Rabbits orally given butylparaben (0.4 or 0.8 g/kg [2 or 4 mmol/kg]) excreted 0.2-0.9% of the ester by 24 hours. Within the same period, 25-39% 4-HBA, 15-29% p-hydroxyhippuric acid, 5-8% p-carboxyphenyl glucuronide, 10-18% p-hydroxybenzoyl glucuronide, and 7-12% p-carboxyphenyl sulfate were recovered.

In dogs, intravenous (i.v.) injection of butylparaben (50 mg/kg [0.26 mmol/kg]) and oral administration of butylparaben (1000 mg/kg [5.148 mmol/kg]) resulted in a 48 and 40% recovery, respectively, of the administered dose in the urine as the 4-HBA conjugate of glucuronic acid within 30 hours. In a similar study in which dogs were given an i.v. injection of butylparaben (100 mg/kg [0.515 mmol/kg]), pure ester was recovered in the brain, spleen, and pancreas, and high concentrations of metabolites were detected in the liver and kidneys.

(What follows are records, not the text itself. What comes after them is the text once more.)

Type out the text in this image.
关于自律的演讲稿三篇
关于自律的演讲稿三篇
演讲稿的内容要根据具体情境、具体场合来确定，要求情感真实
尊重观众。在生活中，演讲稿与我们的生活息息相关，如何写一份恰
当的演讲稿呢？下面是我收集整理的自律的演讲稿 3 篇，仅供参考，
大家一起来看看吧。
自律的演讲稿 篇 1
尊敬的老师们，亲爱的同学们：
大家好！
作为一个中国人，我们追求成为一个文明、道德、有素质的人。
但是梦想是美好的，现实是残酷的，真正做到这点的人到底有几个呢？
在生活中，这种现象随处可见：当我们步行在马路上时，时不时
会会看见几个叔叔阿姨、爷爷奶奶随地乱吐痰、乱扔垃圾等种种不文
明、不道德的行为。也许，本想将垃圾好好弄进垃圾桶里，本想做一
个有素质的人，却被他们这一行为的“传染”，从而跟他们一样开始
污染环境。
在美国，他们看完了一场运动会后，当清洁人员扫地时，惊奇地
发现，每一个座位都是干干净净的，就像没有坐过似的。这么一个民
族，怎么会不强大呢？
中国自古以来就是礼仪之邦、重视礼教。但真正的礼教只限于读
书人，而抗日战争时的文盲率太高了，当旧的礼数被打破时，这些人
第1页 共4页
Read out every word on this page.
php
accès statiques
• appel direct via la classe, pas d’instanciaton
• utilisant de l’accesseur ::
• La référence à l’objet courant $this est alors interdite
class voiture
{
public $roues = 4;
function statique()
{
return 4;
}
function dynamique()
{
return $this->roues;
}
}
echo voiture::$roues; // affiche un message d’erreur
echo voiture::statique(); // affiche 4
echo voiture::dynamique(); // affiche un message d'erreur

Numerous in vitro and in vivo studies have been conducted reporting the permeability of butylparaben through skin. In these studies, butylparaben usually exhibited low penetration, retention in the epidermis, and/or hydrolysis in the skin.

And this report goes on to include chinese hamsters, rats, mice.... and suddenly I found myself majorly depressed... right back in my Gulf Oil Spill state of being.... 
And, on top of all of this, surfing these web sites, I found heaps of other things that I had no clue about and was reminded of others that I felt just as strongly about (like formaldehyde in baby shampoos... please buy castille hand made soap as an alternative).  And here is am again, feeling like an extremeist, standing on my soap box shouting the warnings and knowing that when you hit that point, people stop hearing and start shaking their heads about how sad that crazy person is.  But the point I want to make is that being aware is the most important part of all of this.  It does not mean you have to radically change your life, but it does mean you are armed to make decisions when shopping in this chemically laden world.

Oh, I almost forgot, please check out the Environmental Working Group's Skin Deep Cosmetic Safety Database.